A família entrou com ação na justiça, através do advogado especialista em acidentes Eduardo Lemos Barbosa, que tem escritório de trabalho em São Paulo e Porto Alegre, por se tratar de um acidente durante o trabalho. O fator que reverberou para que a justiça fosse acionada foi, segundo a família e o advogado, a “omissão” da empresa onde Luceir prestava os serviços.
A petição encaminhada à Justiça do Trabalho para que o inquérito fosse aberto detalha que a retirada de uma das provas do local do acidente foi feita de forma “imprudente e se trata de um caso de omissão”. “A família também alega que os procedimentos de solidarização não foram feitos pela empresa, que até o momento não teria entrado em contato para prestar condolências ou realizar qualquer ato de apoio ou diálogo com a família de Luceir”, destaca o advogado Eduardo Barbosa.
“Ter dado permissão para o funcionário trabalhar durante a pandemia representa um fator de comprometimento da integridade física dele, uma vez que ele se enquadra no grupo de risco estabelecido pela OMS”, avalia o advogado Eduardo Barbosa.

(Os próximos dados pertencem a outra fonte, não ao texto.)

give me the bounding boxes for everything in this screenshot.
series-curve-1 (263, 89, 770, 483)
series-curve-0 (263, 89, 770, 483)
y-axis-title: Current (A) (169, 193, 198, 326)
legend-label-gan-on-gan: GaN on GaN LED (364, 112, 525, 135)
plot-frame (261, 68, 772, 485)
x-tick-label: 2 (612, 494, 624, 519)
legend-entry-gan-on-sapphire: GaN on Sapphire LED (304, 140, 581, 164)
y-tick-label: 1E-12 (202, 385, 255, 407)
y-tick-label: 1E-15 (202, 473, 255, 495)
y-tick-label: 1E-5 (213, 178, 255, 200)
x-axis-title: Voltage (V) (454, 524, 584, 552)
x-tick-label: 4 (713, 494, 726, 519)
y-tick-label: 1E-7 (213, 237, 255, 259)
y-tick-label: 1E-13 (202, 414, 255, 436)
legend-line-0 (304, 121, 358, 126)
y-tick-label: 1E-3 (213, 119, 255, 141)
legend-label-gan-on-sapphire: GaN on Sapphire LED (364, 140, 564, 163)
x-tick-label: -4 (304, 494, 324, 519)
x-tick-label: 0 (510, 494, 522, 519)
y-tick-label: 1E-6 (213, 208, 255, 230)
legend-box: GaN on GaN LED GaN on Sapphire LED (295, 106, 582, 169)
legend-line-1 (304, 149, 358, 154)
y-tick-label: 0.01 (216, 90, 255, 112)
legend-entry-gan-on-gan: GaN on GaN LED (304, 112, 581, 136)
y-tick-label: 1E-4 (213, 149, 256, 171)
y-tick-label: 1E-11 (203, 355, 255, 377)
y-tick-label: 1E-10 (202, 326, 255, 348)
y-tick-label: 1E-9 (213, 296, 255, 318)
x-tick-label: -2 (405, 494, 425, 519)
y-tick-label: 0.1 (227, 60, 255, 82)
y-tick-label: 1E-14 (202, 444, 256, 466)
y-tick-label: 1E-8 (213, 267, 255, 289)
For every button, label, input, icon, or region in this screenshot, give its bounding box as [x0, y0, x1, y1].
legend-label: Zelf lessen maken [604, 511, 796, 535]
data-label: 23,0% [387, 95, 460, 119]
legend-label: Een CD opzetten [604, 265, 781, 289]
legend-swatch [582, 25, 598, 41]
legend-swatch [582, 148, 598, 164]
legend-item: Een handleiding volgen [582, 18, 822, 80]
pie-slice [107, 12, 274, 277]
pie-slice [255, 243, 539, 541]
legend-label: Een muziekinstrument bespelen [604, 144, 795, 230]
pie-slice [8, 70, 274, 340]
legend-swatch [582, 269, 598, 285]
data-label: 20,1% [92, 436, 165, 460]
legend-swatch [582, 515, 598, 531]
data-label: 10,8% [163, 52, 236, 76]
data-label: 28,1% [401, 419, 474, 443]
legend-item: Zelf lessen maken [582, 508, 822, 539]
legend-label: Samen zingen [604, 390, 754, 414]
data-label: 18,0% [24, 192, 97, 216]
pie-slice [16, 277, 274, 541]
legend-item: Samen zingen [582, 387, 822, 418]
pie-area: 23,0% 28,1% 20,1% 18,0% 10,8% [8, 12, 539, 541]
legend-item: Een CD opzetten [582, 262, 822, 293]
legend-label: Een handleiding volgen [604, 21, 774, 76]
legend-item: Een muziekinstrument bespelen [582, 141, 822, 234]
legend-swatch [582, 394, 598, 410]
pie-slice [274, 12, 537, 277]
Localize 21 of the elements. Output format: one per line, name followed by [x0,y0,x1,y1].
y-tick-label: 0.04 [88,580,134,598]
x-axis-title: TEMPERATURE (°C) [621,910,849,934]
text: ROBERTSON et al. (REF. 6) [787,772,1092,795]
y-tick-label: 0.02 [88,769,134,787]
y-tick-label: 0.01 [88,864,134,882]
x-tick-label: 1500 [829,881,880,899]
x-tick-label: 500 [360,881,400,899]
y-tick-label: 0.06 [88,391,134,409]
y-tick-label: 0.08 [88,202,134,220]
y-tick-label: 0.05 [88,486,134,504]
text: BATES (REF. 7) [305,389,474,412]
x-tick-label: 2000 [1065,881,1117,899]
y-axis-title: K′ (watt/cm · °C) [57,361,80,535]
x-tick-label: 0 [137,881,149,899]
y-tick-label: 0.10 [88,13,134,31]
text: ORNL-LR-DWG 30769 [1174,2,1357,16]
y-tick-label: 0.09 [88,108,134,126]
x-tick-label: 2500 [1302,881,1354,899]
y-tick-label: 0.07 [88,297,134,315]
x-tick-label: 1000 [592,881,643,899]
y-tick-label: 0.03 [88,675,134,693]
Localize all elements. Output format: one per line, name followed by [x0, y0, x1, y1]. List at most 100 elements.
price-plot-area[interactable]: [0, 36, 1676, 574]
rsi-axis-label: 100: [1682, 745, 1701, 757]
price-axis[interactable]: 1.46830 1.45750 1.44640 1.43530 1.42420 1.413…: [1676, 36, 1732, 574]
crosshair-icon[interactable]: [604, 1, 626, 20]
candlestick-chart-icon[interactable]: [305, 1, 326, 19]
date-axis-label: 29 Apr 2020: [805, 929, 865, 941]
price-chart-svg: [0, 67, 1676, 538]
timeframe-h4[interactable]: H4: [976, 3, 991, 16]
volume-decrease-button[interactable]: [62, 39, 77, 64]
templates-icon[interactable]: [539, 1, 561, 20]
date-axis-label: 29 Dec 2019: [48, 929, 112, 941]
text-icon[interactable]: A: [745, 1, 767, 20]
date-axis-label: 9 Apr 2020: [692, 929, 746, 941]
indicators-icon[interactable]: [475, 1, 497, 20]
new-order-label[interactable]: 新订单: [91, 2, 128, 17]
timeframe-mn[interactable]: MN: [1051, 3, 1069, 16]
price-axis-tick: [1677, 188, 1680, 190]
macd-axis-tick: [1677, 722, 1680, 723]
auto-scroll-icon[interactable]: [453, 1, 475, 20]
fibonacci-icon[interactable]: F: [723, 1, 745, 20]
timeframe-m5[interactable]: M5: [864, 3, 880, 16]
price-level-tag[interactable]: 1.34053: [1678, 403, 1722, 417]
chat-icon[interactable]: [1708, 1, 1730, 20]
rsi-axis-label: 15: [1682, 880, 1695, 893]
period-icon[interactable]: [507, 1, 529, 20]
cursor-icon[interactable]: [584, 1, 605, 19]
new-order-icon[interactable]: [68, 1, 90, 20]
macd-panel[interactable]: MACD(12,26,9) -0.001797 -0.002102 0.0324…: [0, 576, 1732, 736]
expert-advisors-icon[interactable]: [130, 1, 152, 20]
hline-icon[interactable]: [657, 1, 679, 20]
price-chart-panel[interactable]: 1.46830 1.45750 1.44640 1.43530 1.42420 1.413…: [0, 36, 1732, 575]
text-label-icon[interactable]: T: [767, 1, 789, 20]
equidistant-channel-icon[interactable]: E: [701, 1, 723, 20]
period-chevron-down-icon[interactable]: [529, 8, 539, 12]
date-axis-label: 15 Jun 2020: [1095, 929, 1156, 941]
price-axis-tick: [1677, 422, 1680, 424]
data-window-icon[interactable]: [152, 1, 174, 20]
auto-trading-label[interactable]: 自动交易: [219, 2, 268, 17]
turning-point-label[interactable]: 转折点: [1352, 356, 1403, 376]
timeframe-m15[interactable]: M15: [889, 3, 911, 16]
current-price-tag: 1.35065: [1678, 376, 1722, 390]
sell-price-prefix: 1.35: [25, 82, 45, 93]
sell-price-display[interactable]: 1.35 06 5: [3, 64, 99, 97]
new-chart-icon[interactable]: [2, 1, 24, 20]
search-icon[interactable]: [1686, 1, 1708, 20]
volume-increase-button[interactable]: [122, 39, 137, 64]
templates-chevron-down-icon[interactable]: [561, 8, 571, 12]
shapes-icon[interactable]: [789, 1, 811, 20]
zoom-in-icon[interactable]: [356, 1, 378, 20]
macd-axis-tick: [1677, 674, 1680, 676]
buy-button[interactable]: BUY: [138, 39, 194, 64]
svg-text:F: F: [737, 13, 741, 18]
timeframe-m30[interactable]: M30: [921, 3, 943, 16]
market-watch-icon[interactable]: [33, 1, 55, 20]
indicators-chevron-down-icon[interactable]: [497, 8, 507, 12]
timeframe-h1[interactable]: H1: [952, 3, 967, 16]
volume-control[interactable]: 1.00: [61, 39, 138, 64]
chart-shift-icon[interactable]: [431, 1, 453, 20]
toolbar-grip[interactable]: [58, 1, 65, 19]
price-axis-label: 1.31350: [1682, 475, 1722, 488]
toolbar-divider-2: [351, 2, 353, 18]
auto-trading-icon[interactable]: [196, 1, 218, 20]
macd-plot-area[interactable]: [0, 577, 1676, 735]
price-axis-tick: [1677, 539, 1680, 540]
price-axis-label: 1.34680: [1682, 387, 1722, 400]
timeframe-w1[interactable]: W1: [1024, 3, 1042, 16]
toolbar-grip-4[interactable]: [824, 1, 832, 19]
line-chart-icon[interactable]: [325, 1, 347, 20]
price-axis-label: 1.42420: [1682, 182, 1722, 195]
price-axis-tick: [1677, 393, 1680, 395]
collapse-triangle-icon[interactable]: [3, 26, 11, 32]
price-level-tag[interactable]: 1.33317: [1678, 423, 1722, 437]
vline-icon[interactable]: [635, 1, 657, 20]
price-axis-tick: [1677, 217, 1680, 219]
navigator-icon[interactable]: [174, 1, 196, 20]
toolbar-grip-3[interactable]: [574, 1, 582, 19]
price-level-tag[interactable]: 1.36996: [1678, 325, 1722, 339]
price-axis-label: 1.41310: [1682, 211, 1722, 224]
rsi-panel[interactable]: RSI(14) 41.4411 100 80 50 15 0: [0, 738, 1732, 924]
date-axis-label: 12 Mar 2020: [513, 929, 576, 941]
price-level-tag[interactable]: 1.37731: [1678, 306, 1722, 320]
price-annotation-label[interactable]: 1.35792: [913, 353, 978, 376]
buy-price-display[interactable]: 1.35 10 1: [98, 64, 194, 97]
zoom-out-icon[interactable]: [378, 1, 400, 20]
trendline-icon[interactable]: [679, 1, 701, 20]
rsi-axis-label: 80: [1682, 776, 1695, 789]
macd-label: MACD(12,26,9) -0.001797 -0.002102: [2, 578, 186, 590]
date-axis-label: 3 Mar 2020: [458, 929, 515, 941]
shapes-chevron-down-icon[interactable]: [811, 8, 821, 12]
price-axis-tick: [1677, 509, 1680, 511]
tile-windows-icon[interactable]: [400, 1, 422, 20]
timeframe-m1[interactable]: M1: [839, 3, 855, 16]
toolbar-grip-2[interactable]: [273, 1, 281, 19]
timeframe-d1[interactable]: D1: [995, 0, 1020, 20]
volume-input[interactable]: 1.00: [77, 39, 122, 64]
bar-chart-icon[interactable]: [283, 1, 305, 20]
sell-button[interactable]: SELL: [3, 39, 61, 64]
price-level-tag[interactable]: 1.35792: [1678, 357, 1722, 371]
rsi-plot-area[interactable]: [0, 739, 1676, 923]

O advogado da família Eduardo Barbosa relatou também na petição a reincidência dos acidentes envolvendo a empresa na mesma natureza. Um outro caminhoneiro da empresa foi vítima de acidente 16 dias após o falecimento de Luceir. O motorista de nome Luis Carlos teria saído da Usina Santa Cruz, perdido o controle do veículo e tombado em uma ribanceira, morrendo também em função do acidente.